UK’s Johnson said Doctors began debating whether to pronounce his death.

K.U. In an interview on Saturday, Prime Minister Boris Johnson said doctors were starting to consider how to announce his death when he was being treated for coronavirus last month.

The prime minister told the British newspaper The Sun it took “liters and liters of oxygen” to keep him alive during his week-long stay at a hospital in London, including three nights in the intensive care unit.

“It was a rough old moment, I am not going to deny it,” he said. “They had a plan for coping with a ‘Stalin-type death scenario.”

Johnson, 55, said he was conscious that doctors were placing plans in place in case his health took a turn for the worse.

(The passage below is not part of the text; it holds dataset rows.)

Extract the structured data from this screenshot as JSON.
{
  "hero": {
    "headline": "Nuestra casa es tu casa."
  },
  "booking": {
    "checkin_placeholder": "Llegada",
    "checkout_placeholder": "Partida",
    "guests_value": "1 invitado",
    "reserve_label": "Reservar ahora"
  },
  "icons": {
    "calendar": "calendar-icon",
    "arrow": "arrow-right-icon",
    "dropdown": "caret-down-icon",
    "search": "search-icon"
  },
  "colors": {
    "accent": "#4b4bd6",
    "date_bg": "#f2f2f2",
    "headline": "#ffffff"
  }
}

“But when it was 50-50 that the poor moment came when they would have to insert a tube down my windpipe,” he said. “It was when it got a little … they started talking about how to do it presentationally.”

 

The prime minister expressed disappointment that “the bloody measures have kept going in the wrong direction” and said he was speaking to himself about how the virus had no cure.

“It was hard to believe my health had deteriorated to this degree in just a few days,” he said. “I remember feeling depressed. I couldn’t understand why I didn’t get better.” Johnson commended the nurses and doctors who helped save his life, including in a video released shortly after his discharge from hospital.

The prime minister and his fiancee Carrie Symonds called their son Wilfred Lawrie Nicholas Johnson, who was born Wednesday after ICU physicians Nick Price and Nick Hart who handled the prime minister.

After his fight with coronavirus, Johnson returned to work April 27.